Mme la présidente. La parole est à M. Jean-Vincent Placé, pour explication de vote.

M. Jean-Vincent Placé. Quelques mots complémentaires, même si tout a déjà été dit quant à la situation du secteur des transports collectifs, en particulier en Île-de-France ; M. Roger Karoutchi a bien exposé la situation.

Je ne voudrais pas que l’on essaye de nous renvoyer à un débat entre d’un côté, clientélistes, saupoudreurs, territorialistes et, de l’autre, ceux qui se soucieraient de l’intérêt général, c’est-à-dire du déficit, de la balance des crédits, et qui manifesteraient rigueur et sérieux.

Puisqu’il faut tout se dire, bien que nous ayons fait part de notre sentiment sur la façon dont le CICE a été créé, voté, financé… J’avais rappelé à M. Cahuzac, à l’époque ministre du budget, que, de façon liminaire, on s’était engagé à ne pas augmenter la TVA. Nous pensions alors qu’une telle augmentation serait particulièrement injuste, qu’elle s’abattrait de façon régressive sur la consommation et qu’elle n’était pas utile pour notre économie, qui avait besoin d’investissements et de consommation. Ensuite, en entrant plus avant dans le débat, j’avais indiqué que le passage de 7 % à 10 % allait certes rapporter 3 milliards d’euros mais s’abattait, au-delà de la consommation, sur de nombreux secteurs d’activité, en particulier sur des PME et des PMI, et sur les secteurs du transport et du logement, comme je viens de le rappeler. Dans cet hémicycle, il n’y a pas, d’une part, des gens sérieux et, d’autre part, des irresponsables, tout le monde est sérieux ! J’avais indiqué, au-delà des propos liminaires, que, pour trouver ces 3 milliards d’euros, il suffisait d’augmenter un petit peu le 19,60 % à 20 % et d’aller au-delà, parce qu’il fallait assumer.

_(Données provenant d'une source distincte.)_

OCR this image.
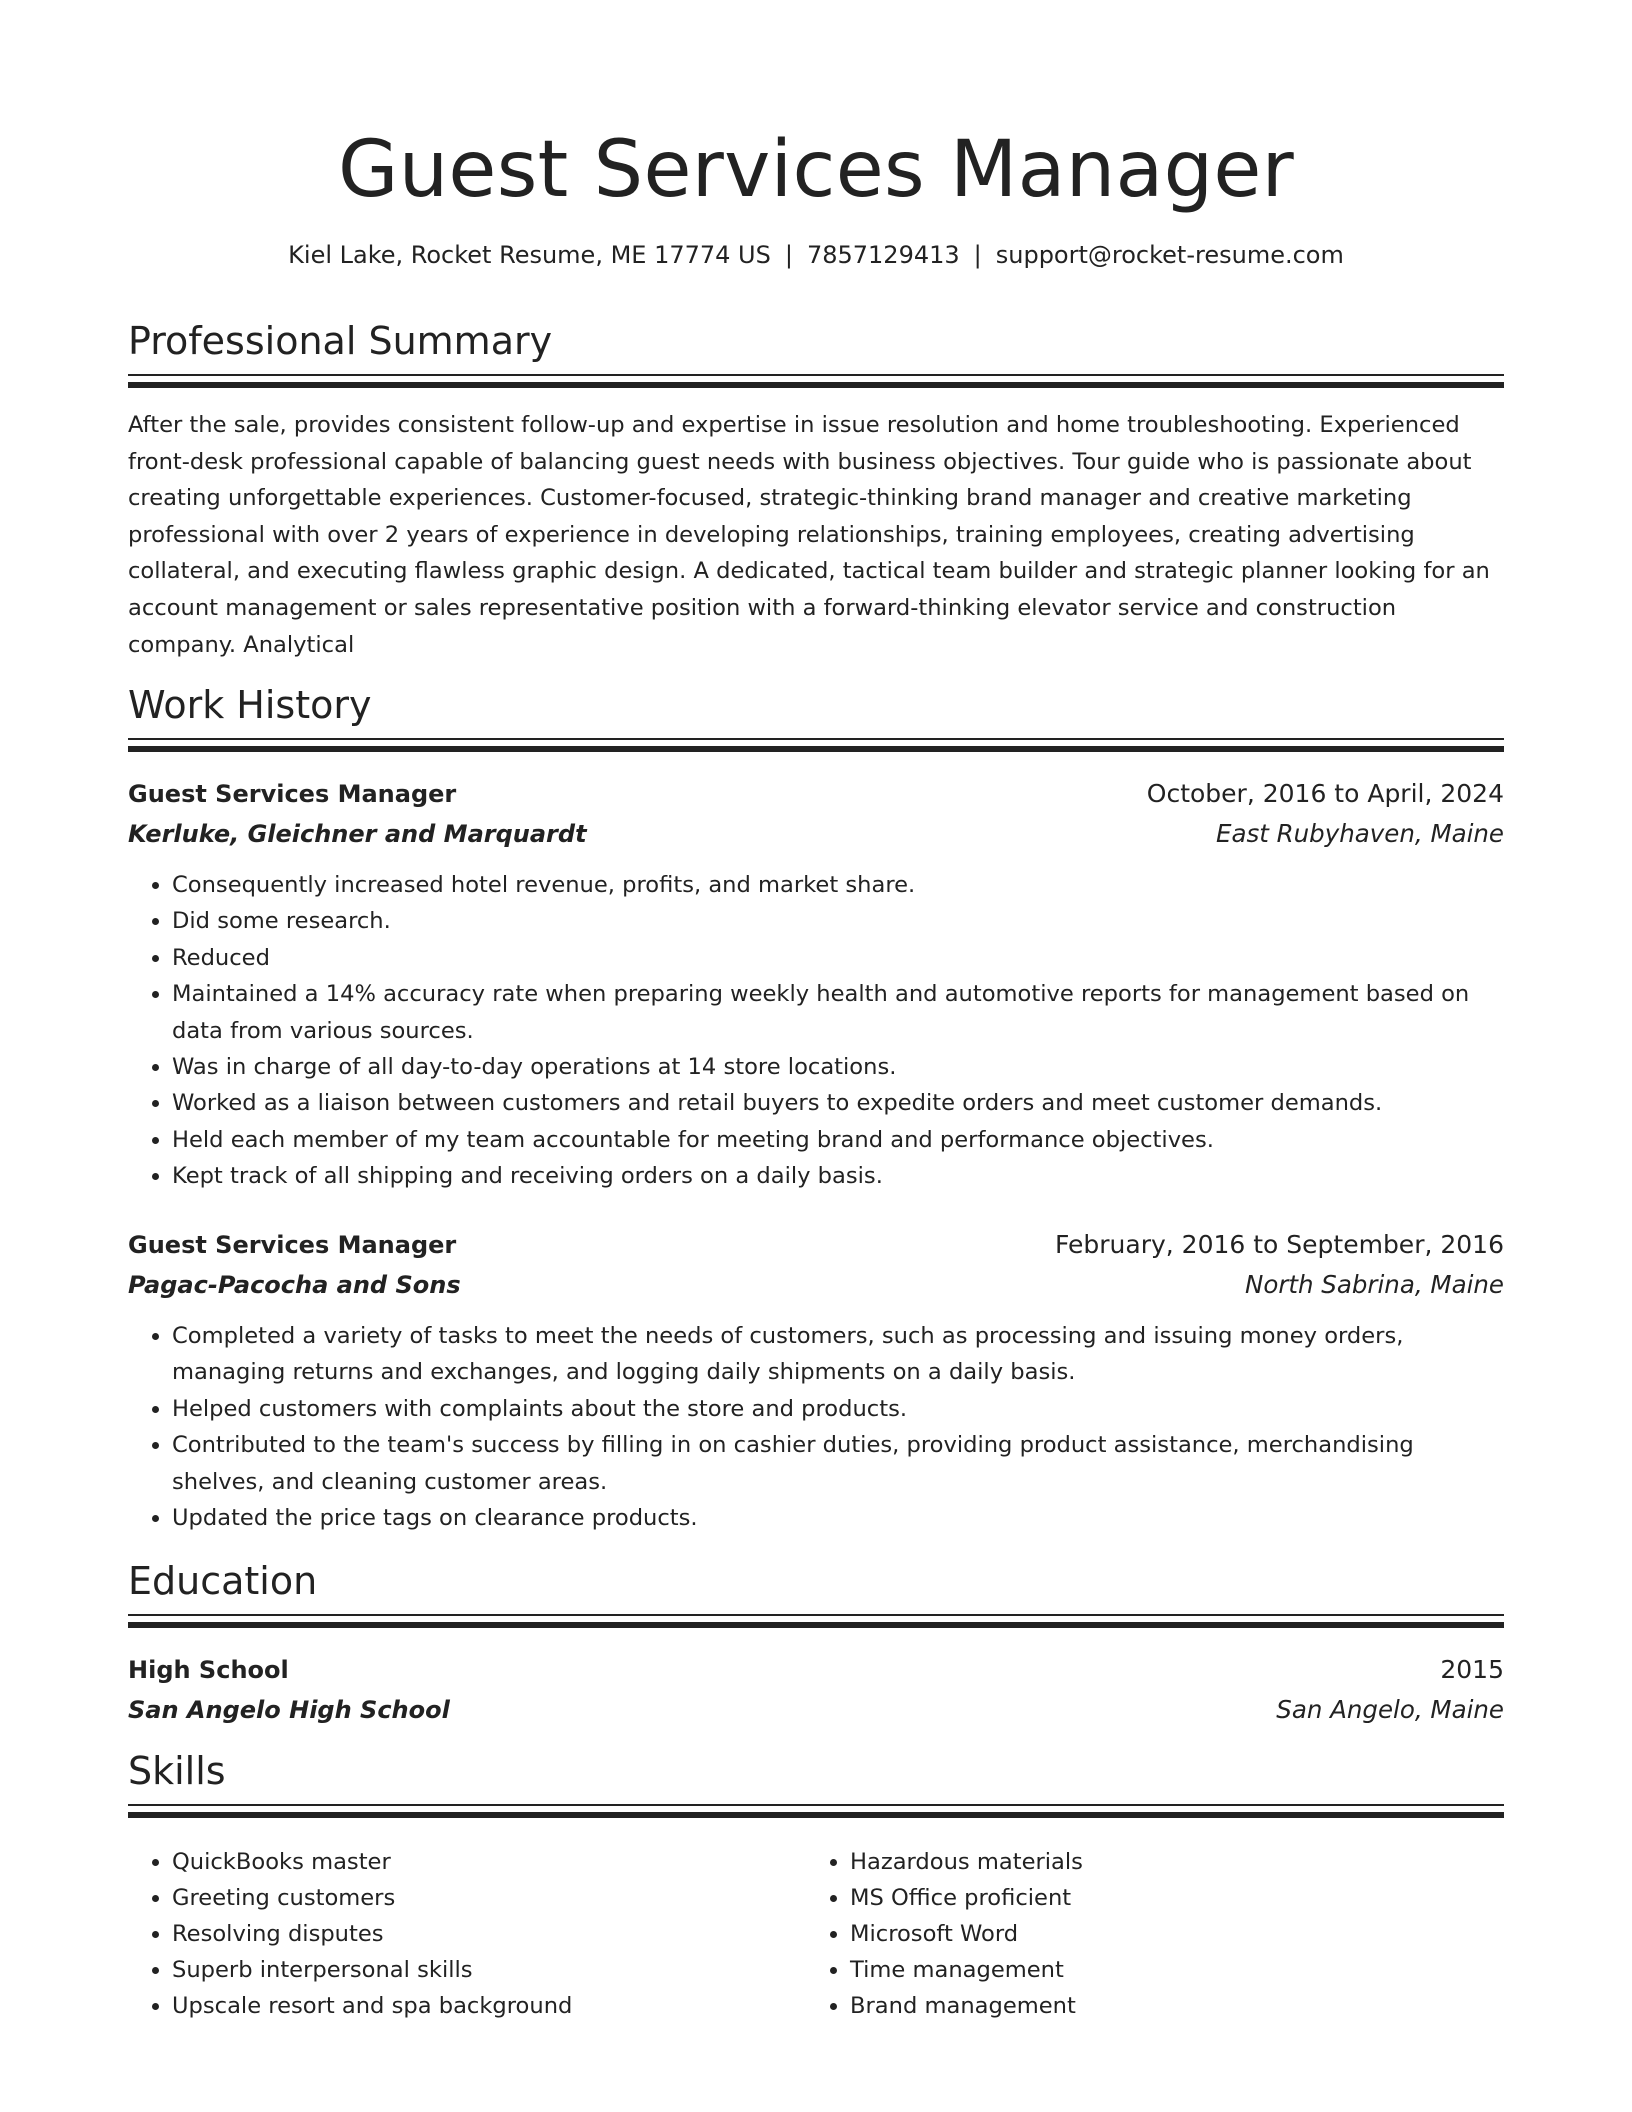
Guest Services Manager
Kiel Lake, Rocket Resume, ME 17774 US | 7857129413 | support@rocket-resume.com
Professional Summary
After the sale, provides consistent follow-up and expertise in issue resolution and home troubleshooting. Experienced front-desk professional capable of balancing guest needs with business objectives. Tour guide who is passionate about creating unforgettable experiences. Customer-focused, strategic-thinking brand manager and creative marketing professional with over 2 years of experience in developing relationships, training employees, creating advertising collateral, and executing flawless graphic design. A dedicated, tactical team builder and strategic planner looking for an account management or sales representative position with a forward-thinking elevator service and construction company. Analytical
Work History
Guest Services Manager	October, 2016 to April, 2024
Kerluke, Gleichner and Marquardt	East Rubyhaven, Maine
• Consequently increased hotel revenue, profits, and market share.
• Did some research.
• Reduced
• Maintained a 14% accuracy rate when preparing weekly health and automotive reports for management based on data from various sources.
• Was in charge of all day-to-day operations at 14 store locations.
• Worked as a liaison between customers and retail buyers to expedite orders and meet customer demands.
• Held each member of my team accountable for meeting brand and performance objectives.
• Kept track of all shipping and receiving orders on a daily basis.
Guest Services Manager	February, 2016 to September, 2016
Pagac-Pacocha and Sons	North Sabrina, Maine
• Completed a variety of tasks to meet the needs of customers, such as processing and issuing money orders, managing returns and exchanges, and logging daily shipments on a daily basis.
• Helped customers with complaints about the store and products.
• Contributed to the team's success by filling in on cashier duties, providing product assistance, merchandising shelves, and cleaning customer areas.
• Updated the price tags on clearance products.
Education
High School	2015
San Angelo High School	San Angelo, Maine
Skills
• QuickBooks master
• Greeting customers
• Resolving disputes
• Superb interpersonal skills
• Upscale resort and spa background
• Hazardous materials
• MS Office proficient
• Microsoft Word
• Time management
• Brand management
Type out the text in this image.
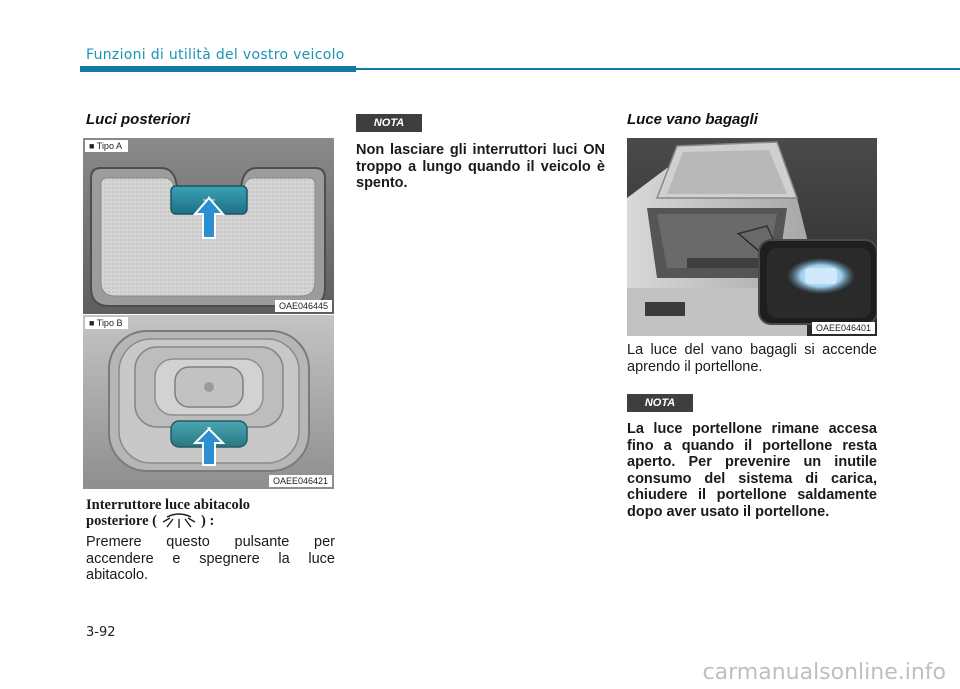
Funzioni di utilità del vostro veicolo
Luci posteriori
■ Tipo A
OAE046445
■ Tipo B
OAEE046421
Interruttore luce abitacolo
posteriore (	) :
Premere questo pulsante per accendere e spegnere la luce abitacolo.
NOTA
Non lasciare gli interruttori luci ON troppo a lungo quando il veicolo è spento.
Luce vano bagagli
OAEE046401
La luce del vano bagagli si accende aprendo il portellone.
NOTA
La luce portellone rimane accesa fino a quando il portellone resta aperto. Per prevenire un inutile consumo del sistema di carica, chiudere il portellone saldamente dopo aver usato il portellone.
3-92
carmanualsonline.info
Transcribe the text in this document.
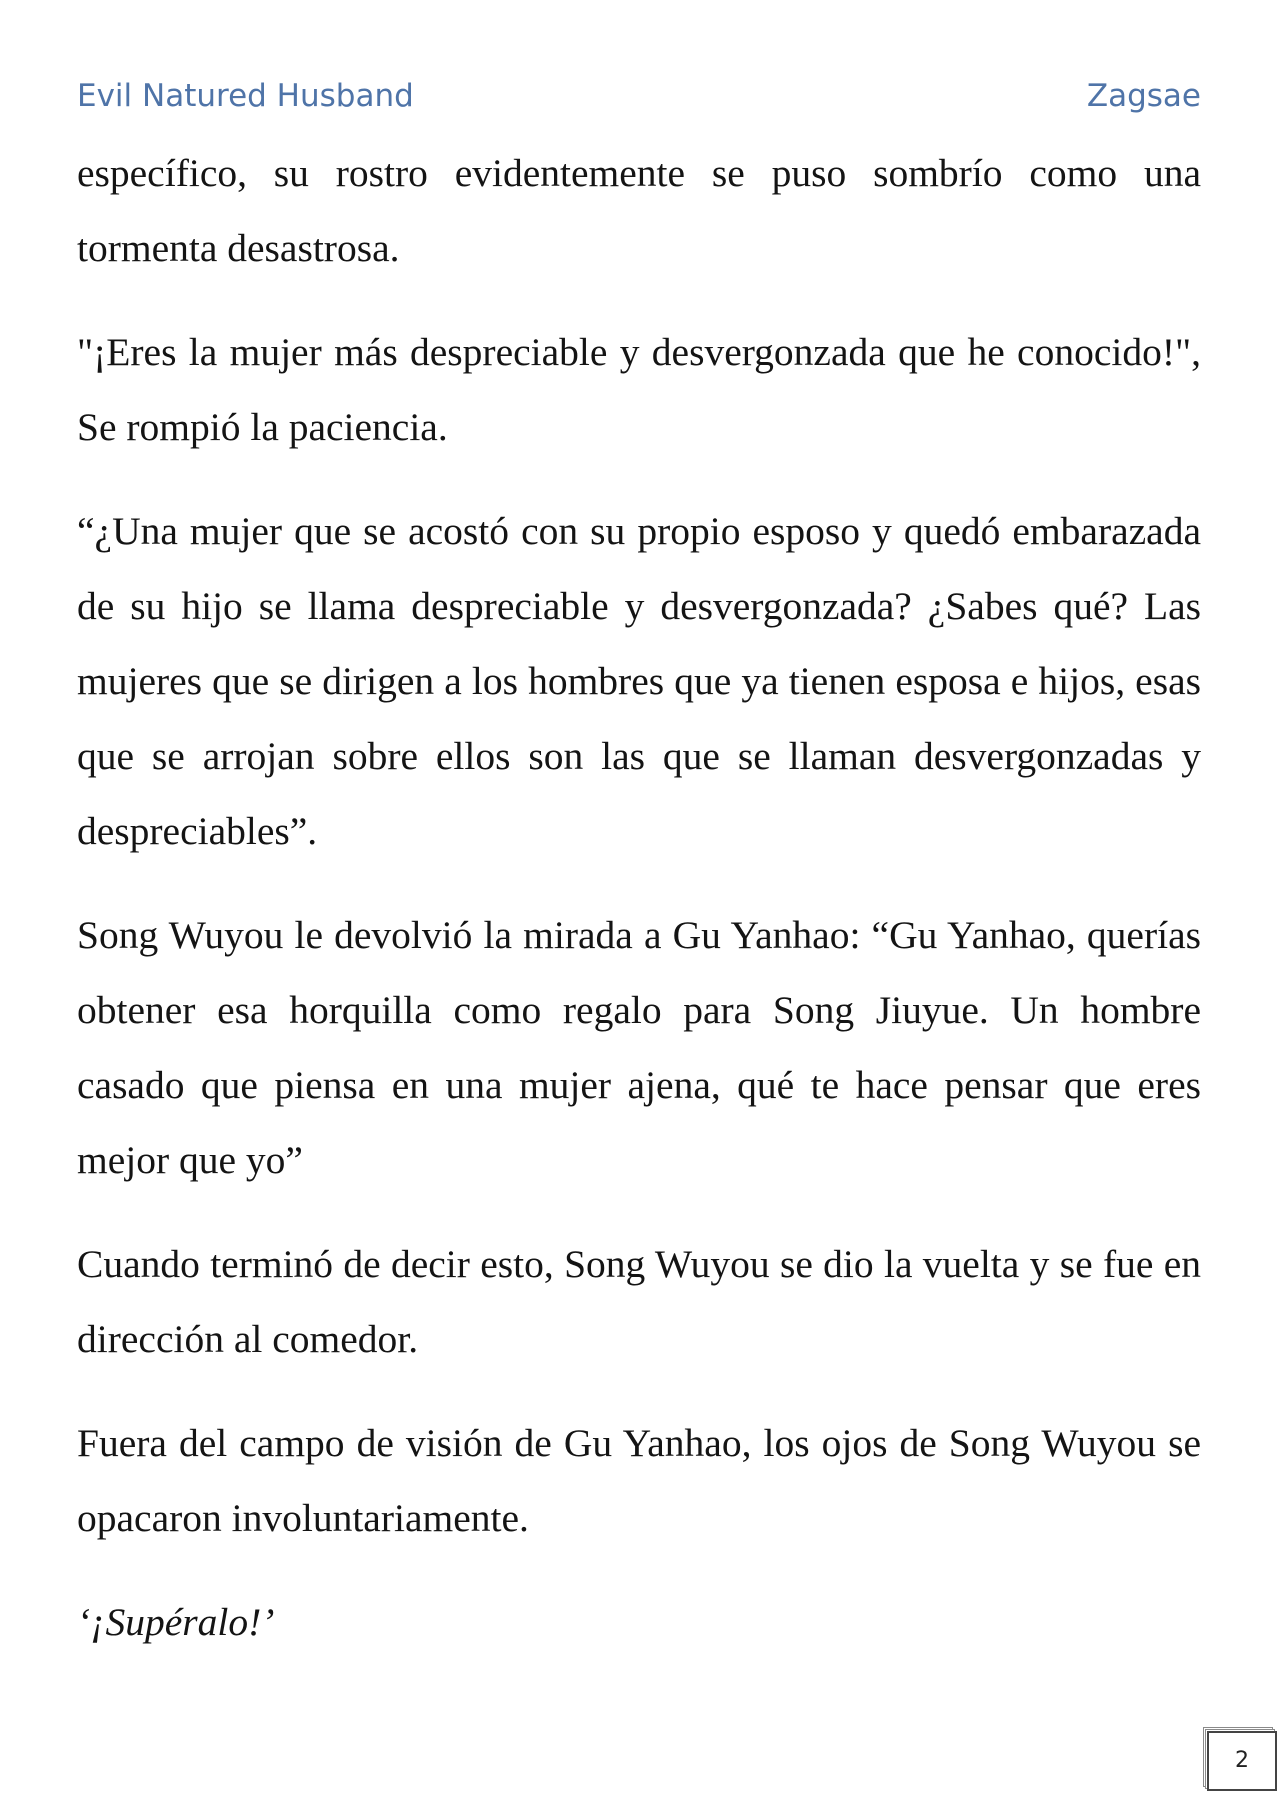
Evil Natured Husband	Zagsae

específico, su rostro evidentemente se puso sombrío como una tormenta desastrosa.

"¡Eres la mujer más despreciable y desvergonzada que he conocido!", Se rompió la paciencia.

“¿Una mujer que se acostó con su propio esposo y quedó embarazada de su hijo se llama despreciable y desvergonzada? ¿Sabes qué? Las mujeres que se dirigen a los hombres que ya tienen esposa e hijos, esas que se arrojan sobre ellos son las que se llaman desvergonzadas y despreciables”.

Song Wuyou le devolvió la mirada a Gu Yanhao: “Gu Yanhao, querías obtener esa horquilla como regalo para Song Jiuyue. Un hombre casado que piensa en una mujer ajena, qué te hace pensar que eres mejor que yo”

Cuando terminó de decir esto, Song Wuyou se dio la vuelta y se fue en dirección al comedor.

Fuera del campo de visión de Gu Yanhao, los ojos de Song Wuyou se opacaron involuntariamente.

‘¡Supéralo!’

2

À l’époque, on m’a dit – ce n’était d’ailleurs pas le ministre – : « On ne peut pas faire ça, car c’est ce qu’avait fait Sarkozy ! » (M. Roger Karoutchi rit.)

M. Philippe Dallier. Ah ! voilà l’argument !

M. Roger Karoutchi. C’est le drame !

M. Jean-Vincent Placé. Ah la belle œuvre, le beau raisonnement ! Quel est l’intérêt global de faire passer de 7 % à 10 % tous les secteurs dont nous venons de parler ? M. Roger Karoutchi l’a dit aussi : il y a des amendements plus ou moins passionnants sur tel ou tel secteur, corps de métiers, corporation… Je l’entends. Mais au bout du bout quand on a débattu – vous avez rappelé, monsieur le ministre, notre débat sur la rénovation thermique des bâtiments, sur la TVA « transports collectifs » et même sur le budget de l’écologie –, il faut que cela serve à quelque chose.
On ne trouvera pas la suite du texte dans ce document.